5. It appears probable that the defendants will suffer more by the demolition of their house than the plaintiff, if his claim could be reduced to money, would suffer by being awarded merely a money compensation. But this is, except under special circumstances (as in Senior v. Pawson, L.R. 3 Eq. 330, no ground for depriving a plaintiff of the relief to which he is otherwise legally or equitably entitled. Here the defendants knew that they were doing wrong. They chose to go on in spite of the plaintiff's notices. They ran the risk with their eyes open; they cannot complain if they suffer through an ill event which they deliberately courted. The plaintiff has sustained an injury which can be effectually remedied in only one way, and to that one way the defendants, as wilful wrong doers, must submit.

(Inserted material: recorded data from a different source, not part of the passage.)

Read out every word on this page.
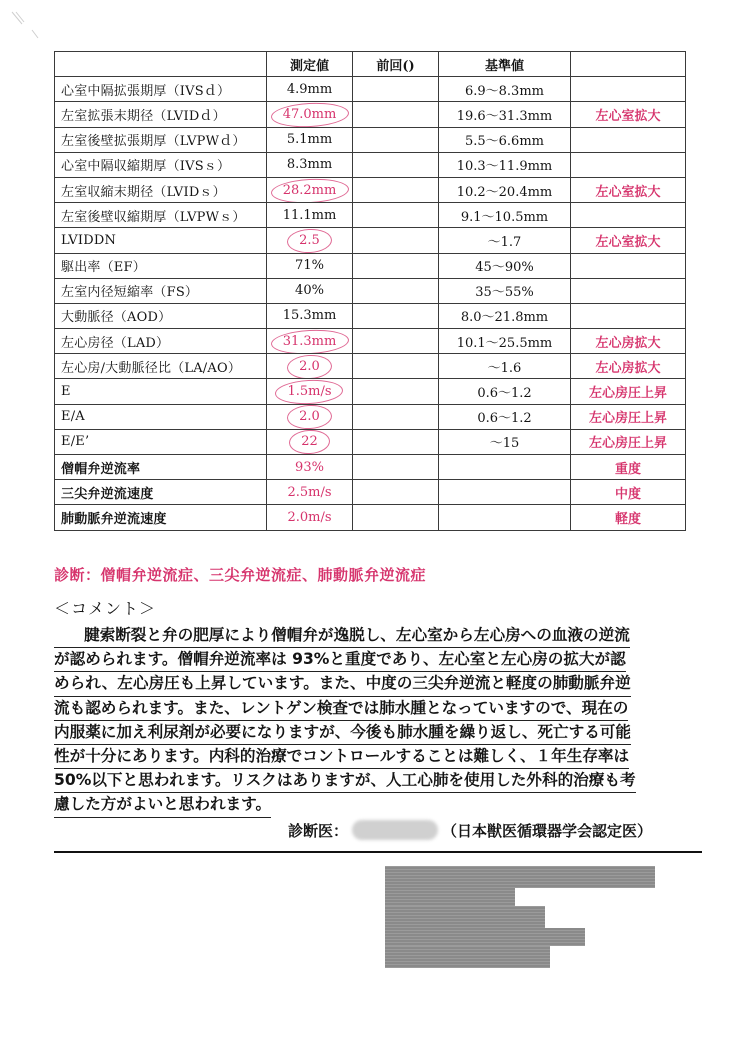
	測定値	前回()	基準値	
心室中隔拡張期厚（IVSｄ）	4.9mm		6.9〜8.3mm	
左室拡張末期径（LVIDｄ）	47.0mm		19.6〜31.3mm	左心室拡大
左室後壁拡張期厚（LVPWｄ）	5.1mm		5.5〜6.6mm	
心室中隔収縮期厚（IVSｓ）	8.3mm		10.3〜11.9mm	
左室収縮末期径（LVIDｓ）	28.2mm		10.2〜20.4mm	左心室拡大
左室後壁収縮期厚（LVPWｓ）	11.1mm		9.1〜10.5mm	
LVIDDN	2.5		〜1.7	左心室拡大
駆出率（EF）	71%		45〜90%	
左室内径短縮率（FS）	40%		35〜55%	
大動脈径（AOD）	15.3mm		8.0〜21.8mm	
左心房径（LAD）	31.3mm		10.1〜25.5mm	左心房拡大
左心房/大動脈径比（LA/AO）	2.0		〜1.6	左心房拡大
E	1.5m/s		0.6〜1.2	左心房圧上昇
E/A	2.0		0.6〜1.2	左心房圧上昇
E/E’	22		〜15	左心房圧上昇
僧帽弁逆流率	93%			重度
三尖弁逆流速度	2.5m/s			中度
肺動脈弁逆流速度	2.0m/s			軽度
診断：僧帽弁逆流症、三尖弁逆流症、肺動脈弁逆流症
＜コメント＞
腱索断裂と弁の肥厚により僧帽弁が逸脱し、左心室から左心房への血液の逆流
が認められます。僧帽弁逆流率は 93%と重度であり、左心室と左心房の拡大が認
められ、左心房圧も上昇しています。また、中度の三尖弁逆流と軽度の肺動脈弁逆
流も認められます。また、レントゲン検査では肺水腫となっていますので、現在の
内服薬に加え利尿剤が必要になりますが、今後も肺水腫を繰り返し、死亡する可能
性が十分にあります。内科的治療でコントロールすることは難しく、１年生存率は
50%以下と思われます。リスクはありますが、人工心肺を使用した外科的治療も考
慮した方がよいと思われます。
診断医：	（日本獣医循環器学会認定医）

6. Mr. Macpherson has not been able, on behalf of the defendants, to adduce any instance amongst the numerous cases to which he has called our attention, in which, after full notice that the plaintiff would take legal proceedings in the event of an injury to his property, he has been deprived of any portion of his remedy against a defendant through a mere delay in bringing his suit, not being such as to induce a reasonable supposition of final acquiescence, or one in which, under the same circumstances, the mere comparative greatness of the defendant's loss was allowed to liberate him from the ordinary consequences of wilful encroachment and wrong-doing.
7. For these reasons we must confirm the decree of the Assistant Judge. We add only a direction that, in executing that decree, the Court is to employ a professional man, agreed on by the parties if they can agree, but if not, then one nominated by itself, to determine what demolition is necessary to give effect to the decree in the way least injurious to the defendants.
8. Costs to be borne by the special appellants.